08
Oktober
2021
|
09:00
Europe/Amsterdam

Sieben Ideen für eine nachhaltige Zukunft

Written by: Klaus Schäfer
Zusammenfassung

Eine klimaneutrale Welt ist möglich. Die chemische Industrie möchte durch den Einsatz erneuerbarer Energien, alternativer Rohstoffe und die Entwicklung nachhaltiger Technologien eine Vorreiterrolle übernehmen. Hier sind sieben Ideen für eine nachhaltigere und natürlich kreislauforientierte Zukunft, die ich auf der 55. Jahrestagung der European Petrochemical Association (EPCA) vorgestellt habe.

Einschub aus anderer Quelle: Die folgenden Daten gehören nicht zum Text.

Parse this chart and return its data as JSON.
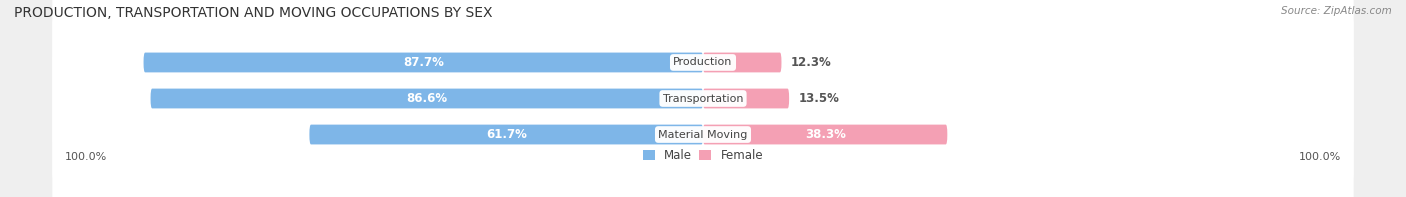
{
  "title": "PRODUCTION, TRANSPORTATION AND MOVING OCCUPATIONS BY SEX",
  "source": "Source: ZipAtlas.com",
  "categories": [
    "Production",
    "Transportation",
    "Material Moving"
  ],
  "male_values": [
    87.7,
    86.6,
    61.7
  ],
  "female_values": [
    12.3,
    13.5,
    38.3
  ],
  "male_color": "#7EB6E8",
  "female_color": "#F4A0B4",
  "male_label_color": "#FFFFFF",
  "female_label_color_inside": "#FFFFFF",
  "female_label_color_outside": "#555555",
  "bg_color": "#EFEFEF",
  "bar_bg_color": "#FFFFFF",
  "cat_label_color": "#444444",
  "title_color": "#333333",
  "source_color": "#888888",
  "axis_label_color": "#555555",
  "title_fontsize": 10,
  "source_fontsize": 7.5,
  "value_fontsize": 8.5,
  "cat_fontsize": 8,
  "axis_fontsize": 8,
  "legend_fontsize": 8.5,
  "axis_label_left": "100.0%",
  "axis_label_right": "100.0%",
  "female_outside_threshold": 20
}
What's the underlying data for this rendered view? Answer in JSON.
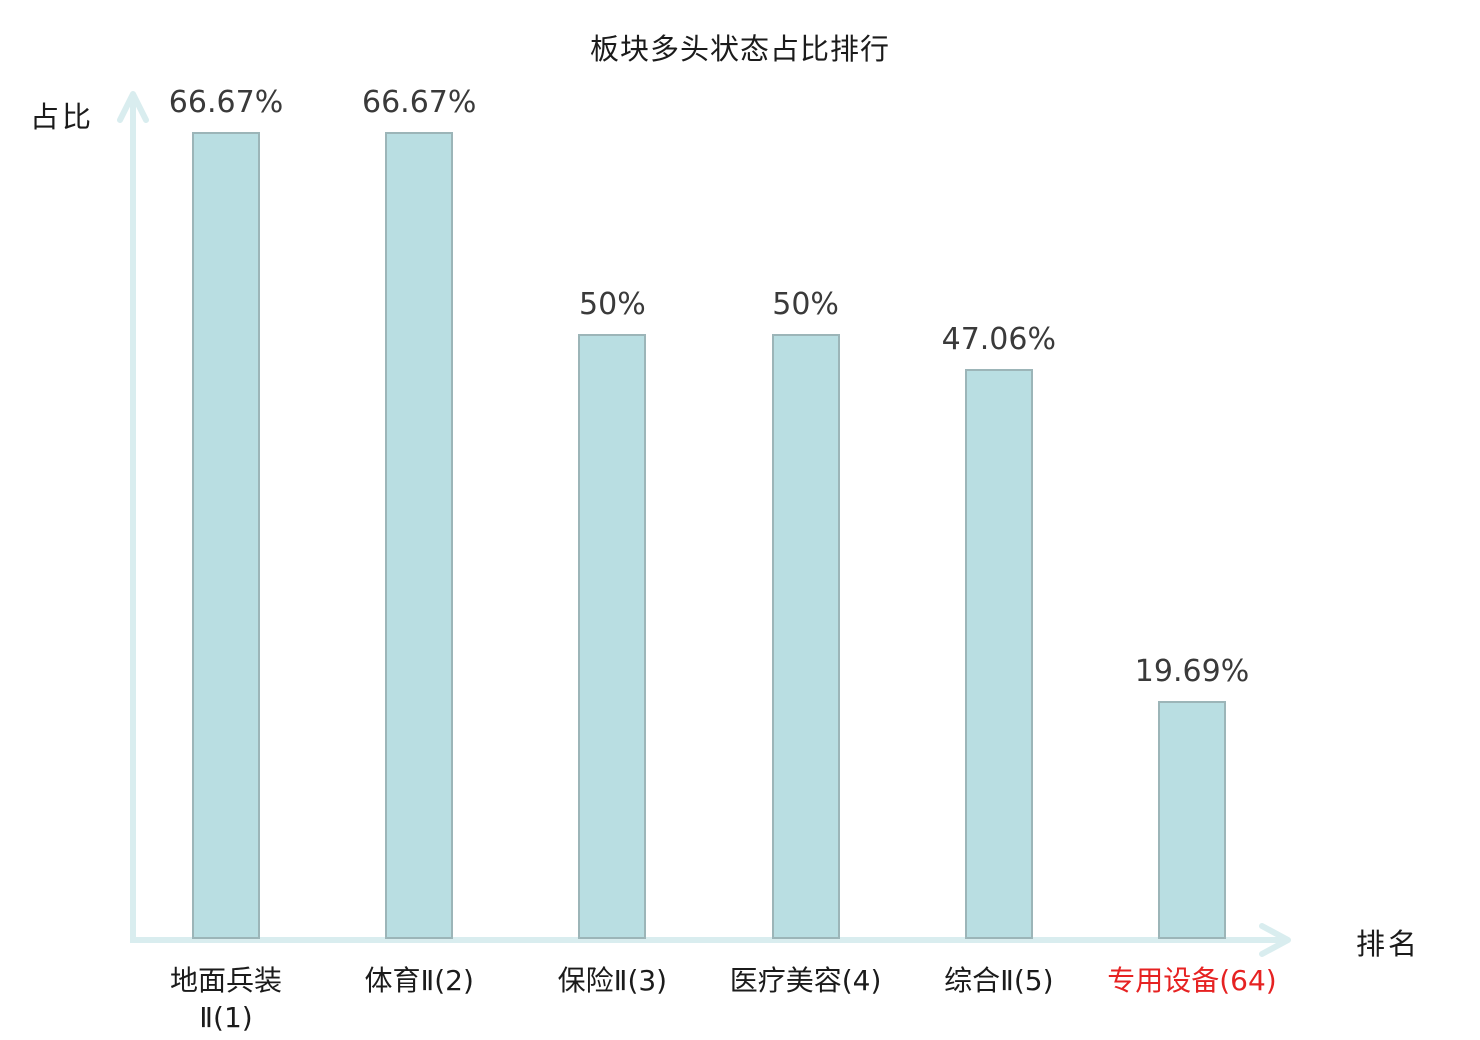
{
  "chart_data": {
    "type": "bar",
    "title": "板块多头状态占比排行",
    "xlabel": "排名",
    "ylabel": "占比",
    "categories": [
      "地面兵装\nⅡ(1)",
      "体育Ⅱ(2)",
      "保险Ⅱ(3)",
      "医疗美容(4)",
      "综合Ⅱ(5)",
      "专用设备(64)"
    ],
    "values": [
      66.67,
      66.67,
      50,
      50,
      47.06,
      19.69
    ],
    "value_labels": [
      "66.67%",
      "66.67%",
      "50%",
      "50%",
      "47.06%",
      "19.69%"
    ],
    "highlight_index": 5,
    "ylim": [
      0,
      70
    ],
    "grid": false,
    "legend": "none",
    "colors": {
      "bar_fill": "#b9dee2",
      "bar_border": "#9cb5b8",
      "axis": "#d9edef",
      "value_label": "#3a3a3a",
      "category_label": "#1b1b1b",
      "highlight_label": "#e62222"
    }
  }
}
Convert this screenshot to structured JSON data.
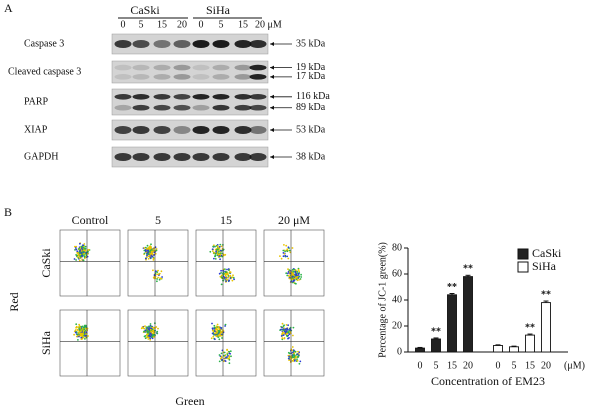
{
  "panel_labels": [
    "A",
    "B"
  ],
  "western_blot": {
    "cell_lines": [
      "CaSki",
      "SiHa"
    ],
    "concentrations": [
      "0",
      "5",
      "15",
      "20",
      "0",
      "5",
      "15",
      "20 μM"
    ],
    "rows": [
      {
        "label": "Caspase 3",
        "markers": [
          "35 kDa"
        ]
      },
      {
        "label": "Cleaved caspase 3",
        "markers": [
          "19 kDa",
          "17 kDa"
        ]
      },
      {
        "label": "PARP",
        "markers": [
          "116 kDa",
          "89 kDa"
        ]
      },
      {
        "label": "XIAP",
        "markers": [
          "53 kDa"
        ]
      },
      {
        "label": "GAPDH",
        "markers": [
          "38 kDa"
        ]
      }
    ]
  },
  "flow_cytometry": {
    "columns": [
      "Control",
      "5",
      "15",
      "20 μM"
    ],
    "rows": [
      "CaSki",
      "SiHa"
    ],
    "y_label": "Red",
    "x_label": "Green"
  },
  "chart_data": {
    "type": "bar",
    "y_label": "Percentage of JC-1 green(%)",
    "x_label": "Concentration of EM23",
    "x_unit": "(μM)",
    "categories": [
      "0",
      "5",
      "15",
      "20"
    ],
    "series": [
      {
        "name": "CaSki",
        "color": "#222222",
        "values": [
          3,
          10,
          44,
          58
        ],
        "errors": [
          0.5,
          0.8,
          1,
          1
        ],
        "significance": [
          null,
          "**",
          "**",
          "**"
        ]
      },
      {
        "name": "SiHa",
        "color": "#ffffff",
        "values": [
          5,
          4,
          13,
          38
        ],
        "errors": [
          0.5,
          0.5,
          0.8,
          1.2
        ],
        "significance": [
          null,
          null,
          "**",
          "**"
        ]
      }
    ],
    "ylim": [
      0,
      80
    ],
    "yticks": [
      0,
      20,
      40,
      60,
      80
    ],
    "legend": "upper right"
  }
}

1. Wir müssen die Kreislaufwirtschaft zum Leitprinzip erklären.
Die Zeit der linearen Wirtschaft, in der Produktion und Konsum nach dem Prinzip "Nehmen, Nutzen, Wegwerfen" abliefen, ist mit den Herausforderungen, vor denen die Welt heute steht, nicht vereinbar. Klimawandel, Bevölkerungswachstum, nicht nachhaltiger Lebensstil - um diese globalen Herausforderungen zu bewältigen, müssen wir uns die Kreislaufwirtschaft als Leitbild zu eigen machen. Die chemische Industrie will auf diesem Weg eine Vorreiterrolle übernehmen.

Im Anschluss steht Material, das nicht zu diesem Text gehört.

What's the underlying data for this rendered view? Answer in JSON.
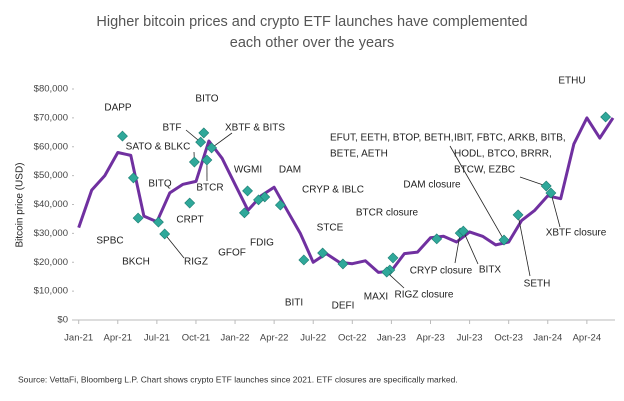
{
  "chart_data": {
    "type": "line",
    "title": [
      "Higher bitcoin prices and crypto ETF launches have complemented",
      "each other over the years"
    ],
    "y_label": "Bitcoin price (USD)",
    "source": "Source: VettaFi, Bloomberg L.P. Chart shows crypto ETF launches since 2021. ETF closures are specifically marked.",
    "xlim": [
      2020.97,
      2024.43
    ],
    "xticks": [
      {
        "value": 2021,
        "label": "Jan-21"
      },
      {
        "value": 2021.25,
        "label": "Apr-21"
      },
      {
        "value": 2021.5,
        "label": "Jul-21"
      },
      {
        "value": 2021.75,
        "label": "Oct-21"
      },
      {
        "value": 2022,
        "label": "Jan-22"
      },
      {
        "value": 2022.25,
        "label": "Apr-22"
      },
      {
        "value": 2022.5,
        "label": "Jul-22"
      },
      {
        "value": 2022.75,
        "label": "Oct-22"
      },
      {
        "value": 2023,
        "label": "Jan-23"
      },
      {
        "value": 2023.25,
        "label": "Apr-23"
      },
      {
        "value": 2023.5,
        "label": "Jul-23"
      },
      {
        "value": 2023.75,
        "label": "Oct-23"
      },
      {
        "value": 2024,
        "label": "Jan-24"
      },
      {
        "value": 2024.25,
        "label": "Apr-24"
      }
    ],
    "ylim": [
      0,
      80000
    ],
    "yticks": [
      {
        "value": 0,
        "label": "$0"
      },
      {
        "value": 10000,
        "label": "$10,000"
      },
      {
        "value": 20000,
        "label": "$20,000"
      },
      {
        "value": 30000,
        "label": "$30,000"
      },
      {
        "value": 40000,
        "label": "$40,000"
      },
      {
        "value": 50000,
        "label": "$50,000"
      },
      {
        "value": 60000,
        "label": "$60,000"
      },
      {
        "value": 70000,
        "label": "$70,000"
      },
      {
        "value": 80000,
        "label": "$80,000"
      }
    ],
    "x": [
      2021,
      2021.083,
      2021.167,
      2021.25,
      2021.333,
      2021.417,
      2021.5,
      2021.583,
      2021.667,
      2021.75,
      2021.833,
      2021.917,
      2022,
      2022.083,
      2022.167,
      2022.25,
      2022.333,
      2022.417,
      2022.5,
      2022.583,
      2022.667,
      2022.75,
      2022.833,
      2022.917,
      2023,
      2023.083,
      2023.167,
      2023.25,
      2023.333,
      2023.417,
      2023.5,
      2023.583,
      2023.667,
      2023.75,
      2023.833,
      2023.917,
      2024,
      2024.083,
      2024.167,
      2024.25,
      2024.333,
      2024.417
    ],
    "series": [
      {
        "name": "Bitcoin price",
        "color": "#7030a0",
        "values": [
          32000,
          45000,
          50000,
          58000,
          57000,
          36000,
          34000,
          44000,
          47000,
          48000,
          62000,
          56000,
          47000,
          38000,
          43000,
          46000,
          38000,
          30000,
          20000,
          23000,
          20000,
          19500,
          20500,
          16500,
          17000,
          23000,
          23500,
          28500,
          29000,
          27000,
          30500,
          29000,
          26000,
          27000,
          34500,
          38000,
          43000,
          42000,
          61000,
          70000,
          63000,
          70000
        ]
      }
    ],
    "marker_color": "#2fa89a",
    "annotations": [
      {
        "label": [
          "DAPP"
        ],
        "x": 2021.28,
        "y": 63700,
        "color": "#222222"
      },
      {
        "label": [
          "BITO"
        ],
        "x": 2021.8,
        "y": 64800,
        "color": "#222222"
      },
      {
        "label": [
          "BTF"
        ],
        "x": 2021.78,
        "y": 61600,
        "color": "#222222"
      },
      {
        "label": [
          "XBTF & BITS"
        ],
        "x": 2021.85,
        "y": 59600,
        "color": "#222222"
      },
      {
        "label": [
          "SATO & BLKC"
        ],
        "x": 2021.74,
        "y": 54700,
        "color": "#222222"
      },
      {
        "label": [
          "BITQ"
        ],
        "x": 2021.35,
        "y": 49200,
        "color": "#222222"
      },
      {
        "label": [
          "BTCR"
        ],
        "x": 2021.82,
        "y": 55400,
        "color": "#222222"
      },
      {
        "label": [
          "CRPT"
        ],
        "x": 2021.71,
        "y": 40500,
        "color": "#222222"
      },
      {
        "label": [
          "WGMI"
        ],
        "x": 2022.08,
        "y": 44700,
        "color": "#222222"
      },
      {
        "label": [
          "DAM"
        ],
        "x": 2022.19,
        "y": 42600,
        "color": "#222222"
      },
      {
        "label": [
          "GFOF"
        ],
        "x": 2022.06,
        "y": 37100,
        "color": "#222222"
      },
      {
        "label": [
          "FDIG"
        ],
        "x": 2022.15,
        "y": 41600,
        "color": "#222222"
      },
      {
        "label": [
          "CRYP & IBLC"
        ],
        "x": 2022.29,
        "y": 39800,
        "color": "#222222"
      },
      {
        "label": [
          "SPBC"
        ],
        "x": 2021.38,
        "y": 35300,
        "color": "#222222"
      },
      {
        "label": [
          "BKCH"
        ],
        "x": 2021.51,
        "y": 33900,
        "color": "#222222"
      },
      {
        "label": [
          "RIGZ"
        ],
        "x": 2021.55,
        "y": 29800,
        "color": "#222222"
      },
      {
        "label": [
          "BITI"
        ],
        "x": 2022.44,
        "y": 20800,
        "color": "#222222"
      },
      {
        "label": [
          "STCE"
        ],
        "x": 2022.56,
        "y": 23200,
        "color": "#222222"
      },
      {
        "label": [
          "DEFI"
        ],
        "x": 2022.69,
        "y": 19400,
        "color": "#222222"
      },
      {
        "label": [
          "MAXI"
        ],
        "x": 2022.99,
        "y": 17300,
        "color": "#222222"
      },
      {
        "label": [
          "BTCR closure"
        ],
        "x": 2023.01,
        "y": 21500,
        "color": "#c00000"
      },
      {
        "label": [
          "RIGZ closure"
        ],
        "x": 2022.97,
        "y": 16600,
        "color": "#c00000"
      },
      {
        "label": [
          "DAM closure"
        ],
        "x": 2023.29,
        "y": 28100,
        "color": "#c00000"
      },
      {
        "label": [
          "CRYP closure"
        ],
        "x": 2023.44,
        "y": 30100,
        "color": "#c00000"
      },
      {
        "label": [
          "BITX"
        ],
        "x": 2023.46,
        "y": 30800,
        "color": "#222222"
      },
      {
        "label": [
          "EFUT, EETH, BTOP, BETH,",
          "BETE, AETH"
        ],
        "x": 2023.72,
        "y": 27700,
        "color": "#222222"
      },
      {
        "label": [
          "IBIT, FBTC, ARKB, BITB,",
          "HODL, BTCO, BRRR,",
          "BTCW, EZBC"
        ],
        "x": 2023.99,
        "y": 46400,
        "color": "#222222"
      },
      {
        "label": [
          "XBTF closure"
        ],
        "x": 2024.02,
        "y": 44000,
        "color": "#c00000"
      },
      {
        "label": [
          "SETH"
        ],
        "x": 2023.81,
        "y": 36400,
        "color": "#222222"
      },
      {
        "label": [
          "ETHU"
        ],
        "x": 2024.37,
        "y": 70300,
        "color": "#222222"
      }
    ]
  }
}
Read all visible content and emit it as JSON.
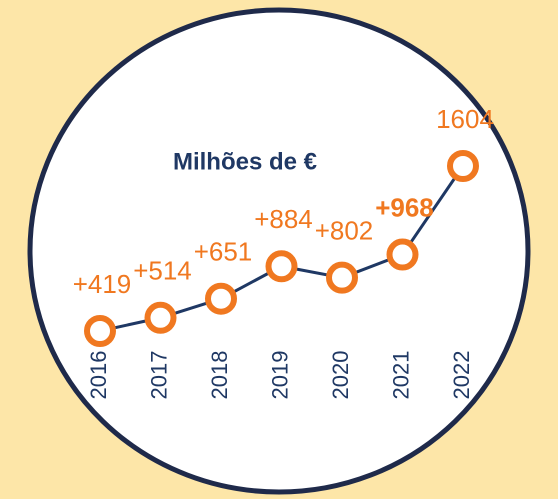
{
  "chart_data": {
    "type": "line",
    "title": "Milhões de €",
    "categories": [
      "2016",
      "2017",
      "2018",
      "2019",
      "2020",
      "2021",
      "2022"
    ],
    "series": [
      {
        "color": "#1f3864",
        "marker_color": "#f07820",
        "values": [
          419,
          514,
          651,
          884,
          802,
          968,
          1604
        ],
        "value_labels": [
          "+419",
          "+514",
          "+651",
          "+884",
          "+802",
          "+968",
          "1604"
        ],
        "bold_labels": [
          false,
          false,
          false,
          false,
          false,
          true,
          false
        ]
      }
    ]
  }
}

2. Wir brauchen Zusammenarbeit.
Gesellschaft, Unternehmen und Regierungen müssen grenzen- und branchenübergreifend zusammenarbeiten, um die Idee der Kreislaufwirtschaft mit Leben zu füllen. Bündeln wir unsere Kräfte, die Zeit der Einzelkämpfer ist vorbei. Wir müssen zusammenarbeiten, um praktische neue Lösungen zu finden und umzusetzen.

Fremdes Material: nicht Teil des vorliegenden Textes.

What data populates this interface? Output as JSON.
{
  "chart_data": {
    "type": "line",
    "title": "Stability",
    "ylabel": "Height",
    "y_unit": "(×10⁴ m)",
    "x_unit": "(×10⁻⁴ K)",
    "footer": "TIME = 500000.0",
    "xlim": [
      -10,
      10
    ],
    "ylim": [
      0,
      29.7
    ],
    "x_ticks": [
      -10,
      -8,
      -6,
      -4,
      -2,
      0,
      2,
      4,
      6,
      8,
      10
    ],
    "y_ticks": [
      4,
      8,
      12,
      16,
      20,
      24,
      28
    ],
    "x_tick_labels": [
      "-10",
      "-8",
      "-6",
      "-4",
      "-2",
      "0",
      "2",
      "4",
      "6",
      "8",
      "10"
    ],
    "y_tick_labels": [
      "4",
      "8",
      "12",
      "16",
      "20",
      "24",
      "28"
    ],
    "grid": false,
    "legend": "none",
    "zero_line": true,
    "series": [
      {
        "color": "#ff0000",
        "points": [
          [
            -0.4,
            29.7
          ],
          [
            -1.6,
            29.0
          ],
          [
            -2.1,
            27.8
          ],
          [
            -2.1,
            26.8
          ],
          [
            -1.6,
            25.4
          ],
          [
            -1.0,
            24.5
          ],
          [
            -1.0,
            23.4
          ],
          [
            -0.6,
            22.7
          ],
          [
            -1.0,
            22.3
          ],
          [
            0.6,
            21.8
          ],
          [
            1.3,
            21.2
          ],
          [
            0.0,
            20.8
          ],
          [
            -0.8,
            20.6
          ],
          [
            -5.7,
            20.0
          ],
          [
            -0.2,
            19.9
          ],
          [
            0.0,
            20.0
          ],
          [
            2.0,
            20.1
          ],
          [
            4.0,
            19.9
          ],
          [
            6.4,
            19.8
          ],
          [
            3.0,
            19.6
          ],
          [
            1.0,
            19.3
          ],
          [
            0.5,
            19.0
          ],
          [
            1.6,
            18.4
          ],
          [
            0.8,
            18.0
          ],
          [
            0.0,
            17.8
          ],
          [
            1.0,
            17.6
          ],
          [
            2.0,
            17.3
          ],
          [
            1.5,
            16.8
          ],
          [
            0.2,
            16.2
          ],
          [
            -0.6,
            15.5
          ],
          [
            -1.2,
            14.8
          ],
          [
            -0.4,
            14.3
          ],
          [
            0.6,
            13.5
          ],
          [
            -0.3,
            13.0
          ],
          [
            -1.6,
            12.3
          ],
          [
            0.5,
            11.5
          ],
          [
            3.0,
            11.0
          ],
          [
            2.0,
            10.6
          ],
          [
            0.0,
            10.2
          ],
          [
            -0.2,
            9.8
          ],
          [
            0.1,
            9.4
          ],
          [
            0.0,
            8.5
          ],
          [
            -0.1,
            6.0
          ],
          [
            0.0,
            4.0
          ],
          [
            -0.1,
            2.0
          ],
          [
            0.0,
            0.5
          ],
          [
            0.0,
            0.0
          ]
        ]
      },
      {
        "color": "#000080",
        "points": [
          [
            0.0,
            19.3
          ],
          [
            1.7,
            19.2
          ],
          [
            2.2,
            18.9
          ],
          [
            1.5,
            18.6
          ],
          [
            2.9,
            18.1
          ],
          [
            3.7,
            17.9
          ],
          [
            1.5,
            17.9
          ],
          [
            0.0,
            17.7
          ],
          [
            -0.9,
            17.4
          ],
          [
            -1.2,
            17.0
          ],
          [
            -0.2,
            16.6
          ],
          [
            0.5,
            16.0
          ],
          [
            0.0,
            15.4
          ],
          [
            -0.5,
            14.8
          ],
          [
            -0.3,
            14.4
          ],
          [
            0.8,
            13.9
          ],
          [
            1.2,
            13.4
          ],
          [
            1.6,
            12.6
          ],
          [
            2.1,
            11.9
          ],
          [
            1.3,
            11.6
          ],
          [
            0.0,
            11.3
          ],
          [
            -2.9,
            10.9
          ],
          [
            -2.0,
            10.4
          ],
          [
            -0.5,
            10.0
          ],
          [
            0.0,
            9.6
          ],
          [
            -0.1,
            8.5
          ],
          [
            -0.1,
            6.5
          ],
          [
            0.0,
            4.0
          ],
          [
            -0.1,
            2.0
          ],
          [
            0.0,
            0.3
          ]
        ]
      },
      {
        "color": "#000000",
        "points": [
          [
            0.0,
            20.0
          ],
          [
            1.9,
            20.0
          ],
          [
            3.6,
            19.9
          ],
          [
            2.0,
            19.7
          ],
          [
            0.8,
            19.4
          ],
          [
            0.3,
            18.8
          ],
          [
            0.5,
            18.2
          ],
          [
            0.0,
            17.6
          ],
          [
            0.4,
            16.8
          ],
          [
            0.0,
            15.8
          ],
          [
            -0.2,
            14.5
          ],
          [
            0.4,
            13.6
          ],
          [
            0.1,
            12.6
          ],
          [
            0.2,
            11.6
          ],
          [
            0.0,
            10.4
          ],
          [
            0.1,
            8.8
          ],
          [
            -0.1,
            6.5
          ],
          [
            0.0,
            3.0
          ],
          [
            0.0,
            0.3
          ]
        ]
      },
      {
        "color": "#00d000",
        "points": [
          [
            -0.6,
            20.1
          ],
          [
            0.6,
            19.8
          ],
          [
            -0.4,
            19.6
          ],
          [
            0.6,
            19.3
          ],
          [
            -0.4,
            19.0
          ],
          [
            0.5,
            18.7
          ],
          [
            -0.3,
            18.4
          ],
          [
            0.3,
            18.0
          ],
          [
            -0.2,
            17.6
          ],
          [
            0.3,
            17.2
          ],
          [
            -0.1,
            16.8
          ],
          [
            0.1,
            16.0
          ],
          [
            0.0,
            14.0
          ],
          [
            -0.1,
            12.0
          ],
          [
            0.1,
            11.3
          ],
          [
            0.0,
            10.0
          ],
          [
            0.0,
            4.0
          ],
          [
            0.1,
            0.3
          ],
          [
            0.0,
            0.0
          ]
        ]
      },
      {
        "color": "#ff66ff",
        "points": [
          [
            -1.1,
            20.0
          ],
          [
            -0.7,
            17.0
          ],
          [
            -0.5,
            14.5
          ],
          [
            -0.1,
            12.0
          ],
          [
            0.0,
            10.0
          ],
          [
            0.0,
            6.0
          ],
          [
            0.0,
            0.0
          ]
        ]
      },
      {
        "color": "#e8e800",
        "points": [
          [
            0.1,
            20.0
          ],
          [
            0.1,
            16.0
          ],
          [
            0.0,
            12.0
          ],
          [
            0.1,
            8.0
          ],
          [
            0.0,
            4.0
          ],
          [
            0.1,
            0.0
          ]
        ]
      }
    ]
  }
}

3. Grüner Strom ist der Schlüssel.
Erneuerbare Energien wie Solar- und Windenergie werden gebraucht: schnell, billig und in Hülle und Fülle. Um den Weg zur klimaneutralen Produktion zu ebnen, müssen wir Prozesse elektrifizieren und unsere Stromnetze fit für die Zukunft machen. Ökostrom ist auch der Schlüssel für den nächsten Punkt.

4. Der schnelle Aufbau einer Wasserstoffwirtschaft.
Grüner Wasserstoff ist das Schlüsselelement einer nachhaltigen Zukunft, aber er ist nicht ohne Weiteres verfügbar und teuer. Wir müssen die Nachfrage, die Infrastruktur und die Produktion ausbauen, um einen funktionierenden Markt zu schaffen. Und wir müssen internationale Partner einbeziehen, um die erwartete Nachfrage zu decken. Wir dürfen wir das Momentum der Zeit nicht verpassen.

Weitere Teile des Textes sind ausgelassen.